Luís Valente
Escondida numa rua estreita do centro histórico de Lisboa, encontra-se a oficina de um dos poucos artesãos lisboetas dedicados ao ofício de encadernar, dourar e restaurar livros. Luís Valente tinha catorze anos quando começou a trabalhar nesta oficina, após ser expulso da escola por mau comportamento. Poucos anos antes, no dia 25 de abril de 1974, estava no Largo do Carmo com o pai a acompanhar de perto a Revolução dos Cravos. “Passou-se da época em que não se podia levantar a garimpa para a época em que uma pessoa fazia o que lhe apetecia”, diz Luís Valente, que não gostava da escola e preferia desfrutar da liberdade conquistada pela Revolução de Abril. Ao mesmo tempo, começou a fazer alguns biscates para ganhar a vida – primeiro ajudando a descarregar hortaliça de camionetas na Praça da Ribeira e depois numa oficina de mecânica –, até surgir a oportunidade de trabalhar como encadernador-dourador na firma Cabral & Alves, Lda.
Já lá vão quarenta e quatro anos desde que Luís Valente queimou os dedos pela primeira vez nos ferros de dourar. No processo de composição manual, é indispensável a utilização do componedor, utensílio sobre o qual um compositor dispõe as letras com que vai formando as linhas da composição. Este instrumento tipográfico, assim como as letras, é aquecido a uma temperatura aproximada de 100°C e, segundo Luís Valente, a única forma de uma pessoa manuseá-lo sem se queimar constantemente é calejando os dedos.
Trabalhou durante dezoito anos como empregado da firma Cabral & Alves, Lda. e, quando tinha trinta e cinco anos, comprou-a, após o falecimento do seu patrão. Mantendo o mesmo nome, a firma com sede na freguesia de Misericórdia, Lisboa, mudou essencialmente a abordagem artística ao ofício de encadernador-dourador. Apesar de continuar a fazer o mesmo tipo de trabalhos, isto é, encadernação de livros, restauro de obras antigas, gravação de títulos e motivos ornamentais, a ouro, sobre encadernações, entre outros, Luís Valente reuniu ao longo das últimas décadas a maior coleção de ferros de dourar do país e cerca de uma centena e meia de tipos de letra em bronze. Manuseadas pelas mãos habilidosas de Luís Valente, estas ferramentas dão forma a peças únicas e exclusivas. “Gosto de trabalhar descontraído, reinar com o cliente, não gosto de trabalhar sob pressão”, diz enquanto dispõe as letras no componedor.

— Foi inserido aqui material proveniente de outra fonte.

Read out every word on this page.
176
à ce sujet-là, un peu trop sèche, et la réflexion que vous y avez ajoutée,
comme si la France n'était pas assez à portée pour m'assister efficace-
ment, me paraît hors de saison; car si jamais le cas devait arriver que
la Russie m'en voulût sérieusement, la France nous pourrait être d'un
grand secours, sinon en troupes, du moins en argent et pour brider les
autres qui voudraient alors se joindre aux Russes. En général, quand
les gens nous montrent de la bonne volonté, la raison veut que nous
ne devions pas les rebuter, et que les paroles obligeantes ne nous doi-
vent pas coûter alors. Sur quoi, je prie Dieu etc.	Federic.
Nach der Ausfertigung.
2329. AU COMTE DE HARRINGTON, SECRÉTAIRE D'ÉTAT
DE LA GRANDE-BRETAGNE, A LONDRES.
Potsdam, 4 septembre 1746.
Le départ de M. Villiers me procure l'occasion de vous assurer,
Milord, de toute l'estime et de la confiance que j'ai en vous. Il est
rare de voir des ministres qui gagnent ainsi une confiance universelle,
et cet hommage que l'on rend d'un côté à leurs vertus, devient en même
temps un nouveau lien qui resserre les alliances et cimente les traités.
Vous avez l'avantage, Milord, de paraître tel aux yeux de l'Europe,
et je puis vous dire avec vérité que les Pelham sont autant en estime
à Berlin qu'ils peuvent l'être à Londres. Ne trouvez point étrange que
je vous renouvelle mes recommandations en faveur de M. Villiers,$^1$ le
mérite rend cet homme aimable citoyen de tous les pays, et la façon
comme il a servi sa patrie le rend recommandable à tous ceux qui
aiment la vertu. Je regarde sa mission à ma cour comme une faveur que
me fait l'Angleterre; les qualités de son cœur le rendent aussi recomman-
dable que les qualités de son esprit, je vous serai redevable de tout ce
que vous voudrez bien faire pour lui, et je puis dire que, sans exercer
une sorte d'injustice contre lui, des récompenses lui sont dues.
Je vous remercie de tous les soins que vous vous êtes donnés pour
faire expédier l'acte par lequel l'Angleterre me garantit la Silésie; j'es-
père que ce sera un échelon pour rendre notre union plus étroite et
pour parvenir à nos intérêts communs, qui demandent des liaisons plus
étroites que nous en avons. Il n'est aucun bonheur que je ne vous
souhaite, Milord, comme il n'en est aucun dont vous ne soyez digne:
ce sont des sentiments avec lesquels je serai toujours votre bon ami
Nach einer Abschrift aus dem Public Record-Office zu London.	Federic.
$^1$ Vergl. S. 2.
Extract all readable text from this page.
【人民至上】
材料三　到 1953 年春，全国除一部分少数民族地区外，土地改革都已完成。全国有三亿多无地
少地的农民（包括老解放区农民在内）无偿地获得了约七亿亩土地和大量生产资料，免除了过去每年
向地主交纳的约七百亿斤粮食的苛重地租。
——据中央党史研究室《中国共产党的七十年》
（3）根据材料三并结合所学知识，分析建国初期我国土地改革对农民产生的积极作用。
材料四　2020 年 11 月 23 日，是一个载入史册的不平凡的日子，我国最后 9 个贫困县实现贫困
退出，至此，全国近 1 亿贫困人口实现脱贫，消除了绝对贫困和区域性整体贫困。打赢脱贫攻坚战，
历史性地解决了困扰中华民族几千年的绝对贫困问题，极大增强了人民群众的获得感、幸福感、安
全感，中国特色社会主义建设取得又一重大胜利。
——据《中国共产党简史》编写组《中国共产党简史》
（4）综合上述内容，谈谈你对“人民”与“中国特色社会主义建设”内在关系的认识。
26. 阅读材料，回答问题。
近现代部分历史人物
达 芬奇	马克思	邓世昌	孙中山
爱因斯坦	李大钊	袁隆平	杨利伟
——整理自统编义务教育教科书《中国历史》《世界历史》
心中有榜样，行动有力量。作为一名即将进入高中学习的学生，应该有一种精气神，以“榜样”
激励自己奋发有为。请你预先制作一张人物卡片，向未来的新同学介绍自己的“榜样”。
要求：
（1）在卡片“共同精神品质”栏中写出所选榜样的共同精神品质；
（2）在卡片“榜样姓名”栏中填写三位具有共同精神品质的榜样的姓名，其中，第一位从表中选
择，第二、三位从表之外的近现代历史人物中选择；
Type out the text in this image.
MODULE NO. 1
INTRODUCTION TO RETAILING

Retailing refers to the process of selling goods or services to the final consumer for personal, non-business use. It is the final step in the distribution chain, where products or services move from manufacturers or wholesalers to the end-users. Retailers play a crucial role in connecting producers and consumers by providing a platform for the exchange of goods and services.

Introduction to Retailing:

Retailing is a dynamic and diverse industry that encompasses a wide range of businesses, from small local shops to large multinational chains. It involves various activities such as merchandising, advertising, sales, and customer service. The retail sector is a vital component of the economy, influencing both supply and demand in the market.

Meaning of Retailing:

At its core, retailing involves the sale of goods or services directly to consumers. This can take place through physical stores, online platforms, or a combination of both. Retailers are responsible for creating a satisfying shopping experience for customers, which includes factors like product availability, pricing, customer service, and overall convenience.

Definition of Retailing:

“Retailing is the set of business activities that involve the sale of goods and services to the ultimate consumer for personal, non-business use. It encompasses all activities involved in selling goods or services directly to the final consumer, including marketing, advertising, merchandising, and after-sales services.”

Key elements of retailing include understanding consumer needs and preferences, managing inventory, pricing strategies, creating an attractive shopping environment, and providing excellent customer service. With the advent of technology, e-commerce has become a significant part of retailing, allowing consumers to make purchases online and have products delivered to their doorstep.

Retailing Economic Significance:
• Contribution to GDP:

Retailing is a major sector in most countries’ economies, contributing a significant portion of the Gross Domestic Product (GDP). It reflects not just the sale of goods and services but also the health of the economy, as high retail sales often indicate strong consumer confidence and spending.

Os clientes da empresa Cabral & Alves, Lda. vão desde colecionadores particulares e alfarrabistas até membros do clero e da realeza. A única coisa que Luís Valente garante a todos, além da excelência do seu trabalho, é um tratamento igual, sem discriminações nem subserviências, e sempre com boa disposição.
A abordagem artística de Luís Valente revela-se em todo o seu esplendor nos trabalhos premiados na Bienal Mundial de Encadernação Artística, na qual participam cerca de oitocentos encadernadores de todo o mundo. Um desses trabalhos, feito apenas com papel, cartão e ouro de 23 quilates, demorou mais de trezentas horas a fazer, fora do horário de trabalho. “Divirto-me à brava a fazer isto”, diz Luís Valente. Os trabalhos de encadernação artística que Luís Valente executa, sem qualquer formação específica para o efeito, mais do que obras de arte, são verdadeiros hinos ao livro.